Quale relazione avessero i seguaci di Gesù con alcuni di questi gruppi non è chiaro. Nei Vangeli canonici (quelli accettati come autentici dalla chiesa) i principali bersagli della critica sono gli scribi e i farisei, il cui attaccamento alla tradizione del giudaismo è presentato come legalistico e pettifugo. Anche i sadducei e gli erodiani ricevono un ritratto poco amichevole. Gli Esseni non sono mai menzionati. Simone, uno dei 12 discepoli di Gesù, era o era stato un tempo uno zelota. Gesù probabilmente era vicino ai farisei.
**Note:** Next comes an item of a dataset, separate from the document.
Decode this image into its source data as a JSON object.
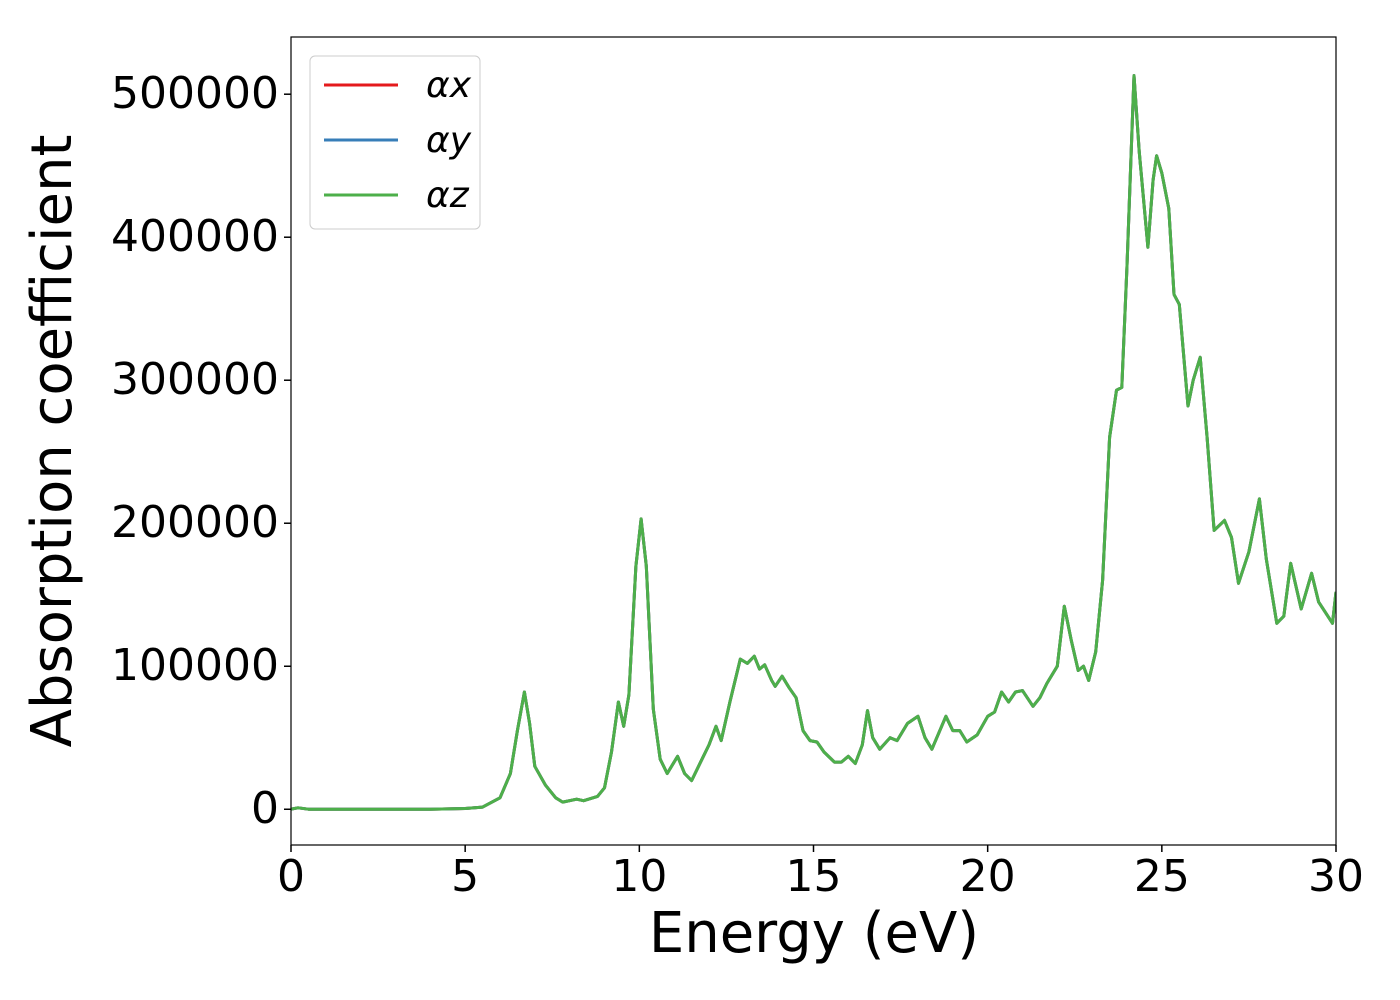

Nelle condizioni sociali e politiche del tempo, non poteva esserci un lungo futuro né per i sadducei né per gli zeloti: i loro tentativi di rendere effettivi i sogni apocalittici portarono alla desolazione della Giudea e alla distruzione del Tempio dopo le due grandi rivolte ebraiche contro i romani nel 66-70 e nel 132-135. La scelta per molti ebrei, che furono banditi da Gerusalemme dopo il 135, era quindi tra i farisei e l’emergente movimento cristiano. Il farisaismo come sancito dalla Mishna (legge orale) e dal Talmud (commento e aggiunta alla legge orale) divenne il giudaismo normativo. Guardando al mondo gentile (non ebraico) e dissociandosi accuratamente dai rivoluzionari zeloti e dai farisei, il cristianesimo rese possibile il suo ideale di una religione mondiale, al prezzo di sacrificare la particolarità e l’esclusività ebraica. Il fatto che il cristianesimo non sia mai riuscito a conquistare la fedeltà di più di una piccola minoranza di ebrei è più un mistero per i teologi che per gli storici.